Прекрасную картину сравнения духовного врачевания с телесным св. Григорий Богослов заканчивает тем, что говорит: "Сколько пастырю нужно умений и опытности для того, чтобы дать соответствующие указания той или иной душе для ее спасения!" Поэтому, по учению святителя, "как телам неодинаковые даются лекарства и пища… так и души врачуются различным образом и способом… Одних назидает слово, другие исправляются примером. Для иных нужен бич, а для других узда, ибо одни ленивы и неудобоподвижны к добру, и таких должно возбуждать ударами слова; другие сверх меры горячи духом и неудержимы в стремлениях, подобно молодым, сильным коням, бегущим далее цели, и таких может исправить обуздывающее и сдерживающее слово. Для одних полезна похвала, для других укоризна; но та и другая — вовремя; напротив того, без времени и без основания они вредят. Одних исправляет увещание, других выговор, и последний — или по всенародному обличению или по тайным вразумлениям. Ибо одни привыкли пренебрегать вразумлениями, сделанными наедине, но приходят в чувство, если укорять их при многих; другие же при гласности обличения теряют стыд, но их смиряет теплый выговор… Иные, надмеваясь мыслию, что дела их тайны, о чем они и заботятся, считают себя умнее других, и в таких надобно тщательно наблюдать все, даже самые маловажные, поступки; а в других лучше иного не замечать и, как говорится, видя не видеть и слыша не слышать… Иногда нужно гневаться, не гневаясь, оказывать презрение, не презирая, терять надежду, не отчаяваясь, сколько сего требует свойство каждого; других должно врачевать кротостию, смирением и соучастием в их лучших о себе надеждах… Хвалить или осуждать должно у иного достаток и могущество, а у другого — нищету и расстройство дел. От сего столько труда доброму пастырю, обязанному хорошо знать души своих пасомых и быть вождем их по закону прямого и справедливого пастырства, которое было бы достойно истинного нашего Пастыря".

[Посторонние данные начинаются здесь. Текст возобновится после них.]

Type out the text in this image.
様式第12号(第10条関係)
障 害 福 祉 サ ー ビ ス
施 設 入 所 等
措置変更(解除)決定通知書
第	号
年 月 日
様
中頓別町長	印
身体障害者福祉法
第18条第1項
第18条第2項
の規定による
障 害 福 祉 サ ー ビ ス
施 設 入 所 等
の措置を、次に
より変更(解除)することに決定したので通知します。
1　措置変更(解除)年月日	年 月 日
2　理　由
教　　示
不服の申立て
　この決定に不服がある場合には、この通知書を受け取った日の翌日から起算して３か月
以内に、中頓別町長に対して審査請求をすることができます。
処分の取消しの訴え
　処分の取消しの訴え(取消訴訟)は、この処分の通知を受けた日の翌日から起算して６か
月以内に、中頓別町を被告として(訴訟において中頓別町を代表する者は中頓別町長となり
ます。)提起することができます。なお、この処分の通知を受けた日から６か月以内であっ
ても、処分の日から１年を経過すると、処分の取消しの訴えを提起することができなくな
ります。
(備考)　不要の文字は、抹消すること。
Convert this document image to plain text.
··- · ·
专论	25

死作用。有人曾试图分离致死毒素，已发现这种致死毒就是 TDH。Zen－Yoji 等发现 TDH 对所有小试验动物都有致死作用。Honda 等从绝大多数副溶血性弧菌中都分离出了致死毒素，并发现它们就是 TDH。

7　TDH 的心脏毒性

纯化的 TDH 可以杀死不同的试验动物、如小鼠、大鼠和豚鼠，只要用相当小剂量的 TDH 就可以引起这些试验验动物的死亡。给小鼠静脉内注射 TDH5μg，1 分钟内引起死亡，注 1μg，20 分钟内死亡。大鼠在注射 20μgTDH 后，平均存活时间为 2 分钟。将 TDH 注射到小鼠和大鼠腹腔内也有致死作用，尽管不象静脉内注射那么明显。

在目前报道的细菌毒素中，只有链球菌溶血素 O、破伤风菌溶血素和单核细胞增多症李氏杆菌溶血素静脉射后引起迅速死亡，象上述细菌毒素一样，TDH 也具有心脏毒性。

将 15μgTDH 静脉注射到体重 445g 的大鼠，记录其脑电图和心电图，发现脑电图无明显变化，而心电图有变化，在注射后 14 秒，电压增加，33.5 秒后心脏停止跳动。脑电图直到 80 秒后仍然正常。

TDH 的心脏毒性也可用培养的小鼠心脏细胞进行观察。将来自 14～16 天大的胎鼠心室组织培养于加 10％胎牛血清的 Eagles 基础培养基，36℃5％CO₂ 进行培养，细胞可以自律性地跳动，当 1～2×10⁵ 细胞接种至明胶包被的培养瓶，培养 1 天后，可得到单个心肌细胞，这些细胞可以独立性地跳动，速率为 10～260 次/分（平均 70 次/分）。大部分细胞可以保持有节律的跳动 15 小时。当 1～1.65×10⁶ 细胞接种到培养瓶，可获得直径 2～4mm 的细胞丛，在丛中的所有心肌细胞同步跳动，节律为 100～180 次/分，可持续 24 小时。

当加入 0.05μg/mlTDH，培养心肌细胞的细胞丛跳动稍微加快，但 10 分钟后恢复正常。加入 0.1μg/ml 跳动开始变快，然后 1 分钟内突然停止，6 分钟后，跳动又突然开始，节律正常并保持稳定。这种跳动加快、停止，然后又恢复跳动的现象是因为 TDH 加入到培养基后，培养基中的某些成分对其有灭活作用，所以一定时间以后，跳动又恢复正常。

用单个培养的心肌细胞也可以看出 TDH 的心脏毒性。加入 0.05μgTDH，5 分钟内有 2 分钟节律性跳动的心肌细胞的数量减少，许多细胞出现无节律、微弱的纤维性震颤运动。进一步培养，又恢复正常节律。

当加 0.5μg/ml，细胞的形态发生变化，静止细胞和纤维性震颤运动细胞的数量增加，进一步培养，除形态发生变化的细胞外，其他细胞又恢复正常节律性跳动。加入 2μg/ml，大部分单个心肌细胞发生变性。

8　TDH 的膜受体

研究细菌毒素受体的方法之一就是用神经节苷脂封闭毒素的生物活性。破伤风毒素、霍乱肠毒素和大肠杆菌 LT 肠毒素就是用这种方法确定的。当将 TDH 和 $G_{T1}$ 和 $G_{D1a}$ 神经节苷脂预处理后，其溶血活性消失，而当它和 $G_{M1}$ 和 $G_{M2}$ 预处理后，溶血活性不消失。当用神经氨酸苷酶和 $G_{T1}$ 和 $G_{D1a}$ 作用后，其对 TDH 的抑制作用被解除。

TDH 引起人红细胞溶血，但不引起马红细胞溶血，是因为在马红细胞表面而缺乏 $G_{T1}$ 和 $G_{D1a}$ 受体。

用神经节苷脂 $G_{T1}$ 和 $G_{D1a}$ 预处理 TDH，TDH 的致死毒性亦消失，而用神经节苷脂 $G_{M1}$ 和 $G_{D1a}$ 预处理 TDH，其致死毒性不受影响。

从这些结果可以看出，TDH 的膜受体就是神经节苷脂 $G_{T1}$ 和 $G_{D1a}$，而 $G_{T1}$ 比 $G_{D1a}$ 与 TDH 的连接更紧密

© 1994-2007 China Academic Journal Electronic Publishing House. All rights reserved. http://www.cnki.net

Это, конечно, требует большого труда и много уменья, потому что, по словам святителя, "править человеком, самым хитрым и изменчивым животным, — действительно есть искусство из искусств и наука из наук"[293].

Далее святитель советует пастырям быть ревностными проповедниками Божественной истины, которая требует много трудности, осторожности и осмотрительности. "Что касается до самого разделения слова… то, если кто другой приступает к делу сему с дерзновением и почитает это доступным для всякого ума, я дивлюсь многоумию (чтобы не сказать: малоумию!) такого человека. Для меня кажется, — говорит святитель, — не простым и немалого духа требующим делом — каждому давать во время житомерия (Лк. 12, 42) слова и с рассуждением вести домостроительство истины наших догматов"[294]. Чтобы вести беседы о догматах, о их возвышенных понятиях, пастырю, по мысли св. отца, "всегда потребен Дух, при одном содействии Которого и можно только о Боге мыслить, и говорить, и слушать"[295]. Трудность пастырского проповедания заключается в том, что слушающие его бывают люди различного и состояния, и возраста, и пола, и способностей. "В многочисленном собрании люди всякого возраста и разных способностей, — пишет св. Григорий Богослов, — которые, подобно многострунному органу, требуют неодинаковых ударений, трудно тогда найти слово, которое бы всех назидало и озаряло светом ведения"[296]. Эти трудности с народом святитель уподобляет одному сложному, разнородному живому существу. "Поелику общее тело Церкви, — говорит св. отец, — подобно одному сложному и разнородному живому существу, слагается из многих и различных нравов и умов; то предстоятелю совершенно необходимо быть вместе как простые, относительно к правоте ко всем, так, сколько можно… многосторонним и разнообразным для приличного со всяким обращения, а равно способным к полезной со всяким беседе"[297]. Не все могут вместить, по мысли святителя, одинаково те истины, которые им преподаются. Но одного нужно питать млеком, другим давать твердую пищу, одним преподавать начальные истины, другим более глубокие и таинственные.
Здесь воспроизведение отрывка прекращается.